Inhalt
Der EX-C.I.A. Agent Tom Bishop wird in einem chinesischen Gefängnis gefangen genommen, er soll innerhalb von 24 Stunden exekutiert werden, nun soll sein früherer Ausbilder und Geheimdienst Agent Nathan Muir einem Untersuchungsteam der C.I.A. mehr Informationen über Bishop Preisgeben, um ihnen einen Eindruck zu verschaffen, wen sich die Chinesen da geschnappt haben. Schon nach kurzer Zeit wird die Lage immer komplizierter und verzwickter, denn nicht alle haben das gleiche Ziel. In Episoden erinnert sich Muir, wie er Bishop kennengelernt und ausgebildet hat…
Kritik
„Wann baute Noah seine Arche? Vor der Sintflut.“
Egal, was man über die Filme von Tony Scott (Crimson Tide) auch sagen möchte: Bildgewaltig sind sie immer gewesen. Und 'bildgewaltig' ist an dieser Stelle auch der angebrachte Begriff und sollte unbedingt wörtlich genommen werden, denn aus den visionären Bildwelten, die Tony Scott beispielsweise mit True Romance, Der Staatsfeind Nr. 1, Mann unter Feuer und ganz besonders Domino erschaffen hat, strömt eine gar archaische Gewalt empor, die den Zuschauer entweder gnadenlos mitreißt oder vollkommen überrumpelt. Gleiches gilt auch für seinen hochkarätigen Thriller Spy Game – Der finale Countdown, der ebenfalls attestiert, dass man sich der Wucht der Visualität keinesfalls versperren darf, möchte man möchte man Tony Scotts spezielles Kunstverständnis erfahren und schätzen lernen. Man muss sich mit dem Sturm, der sich im Herzen der Bilder entfesselt, treiben lassen.
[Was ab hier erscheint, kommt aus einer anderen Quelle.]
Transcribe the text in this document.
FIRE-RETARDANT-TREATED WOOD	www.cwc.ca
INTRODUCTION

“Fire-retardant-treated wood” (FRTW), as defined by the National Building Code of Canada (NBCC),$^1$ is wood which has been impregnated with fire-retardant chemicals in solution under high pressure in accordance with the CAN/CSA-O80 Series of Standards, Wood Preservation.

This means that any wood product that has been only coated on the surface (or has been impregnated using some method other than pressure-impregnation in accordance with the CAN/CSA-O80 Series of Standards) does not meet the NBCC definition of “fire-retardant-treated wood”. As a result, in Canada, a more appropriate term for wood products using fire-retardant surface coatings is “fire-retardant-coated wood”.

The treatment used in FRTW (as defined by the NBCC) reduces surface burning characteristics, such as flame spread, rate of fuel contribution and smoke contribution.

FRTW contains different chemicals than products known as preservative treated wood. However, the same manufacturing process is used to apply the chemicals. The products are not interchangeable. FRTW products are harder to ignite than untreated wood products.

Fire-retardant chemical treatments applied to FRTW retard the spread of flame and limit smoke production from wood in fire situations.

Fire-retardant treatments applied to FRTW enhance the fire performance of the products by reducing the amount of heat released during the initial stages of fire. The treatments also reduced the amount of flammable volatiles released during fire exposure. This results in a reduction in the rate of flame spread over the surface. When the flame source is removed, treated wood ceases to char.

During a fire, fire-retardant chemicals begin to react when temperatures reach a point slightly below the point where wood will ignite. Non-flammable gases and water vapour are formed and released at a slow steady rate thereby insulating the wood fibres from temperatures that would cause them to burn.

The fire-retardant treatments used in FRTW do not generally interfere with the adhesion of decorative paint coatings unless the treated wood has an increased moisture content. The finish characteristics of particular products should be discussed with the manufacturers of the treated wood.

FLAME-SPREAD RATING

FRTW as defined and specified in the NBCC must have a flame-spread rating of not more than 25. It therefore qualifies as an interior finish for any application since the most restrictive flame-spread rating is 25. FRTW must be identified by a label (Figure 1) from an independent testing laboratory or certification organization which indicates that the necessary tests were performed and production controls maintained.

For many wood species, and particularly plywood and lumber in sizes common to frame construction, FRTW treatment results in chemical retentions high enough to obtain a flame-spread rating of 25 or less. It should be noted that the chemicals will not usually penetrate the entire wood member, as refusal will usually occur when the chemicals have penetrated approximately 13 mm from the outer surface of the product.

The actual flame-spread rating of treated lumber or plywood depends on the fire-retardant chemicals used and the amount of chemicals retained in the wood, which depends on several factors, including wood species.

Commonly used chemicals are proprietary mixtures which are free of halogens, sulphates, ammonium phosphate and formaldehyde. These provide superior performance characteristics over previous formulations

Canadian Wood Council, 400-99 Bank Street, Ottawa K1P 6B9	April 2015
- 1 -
Einem Vergleich mit Werken wie Mann unter Feuer oder Domino präsentiert sich Spy Game – Der finale Countdown dennoch vollkommen abträglich. Oftmals nämlich wird Tony Scott vorgeworfen, sich zu sehr auf technische Spielereien zu verlassen, anstatt seine Geschichte strukturiert voranzutreiben. Was vielen Kritikern aber abgeht, ist die Erkenntnis, dass Scott seine Geschichte größtenteils ÜBER die audiovisuelle Ebene vermittelt. Im handwerklichen Gemenge aus dominanten Farbfiltern, hektischen Reißschwenks und unvermittelten Gewitterschnitten entfalten sich oftmals Psychogramme und seelische Befinden, die sich rein inhaltlich nicht erschließen werden, weil Tony Scott filmerzählerischen Konventionen schon frühzeitig abgeschworen hat: Die Oberfläche ist sein Tanzboden. In Spy Game – Der finale Countdown allerdings tritt diese expressive Vorgehensweise noch nicht in der einschneidenden Prägnanz späterer Werke ans Tageslicht. Man könnte sogar sagen, dass Scott selten drehbuchbezogener agierte. Allerdings bleibt auch Spy Game – Der finale Countdown pures, von inszenatorischer Rasanz geprägtes Kino.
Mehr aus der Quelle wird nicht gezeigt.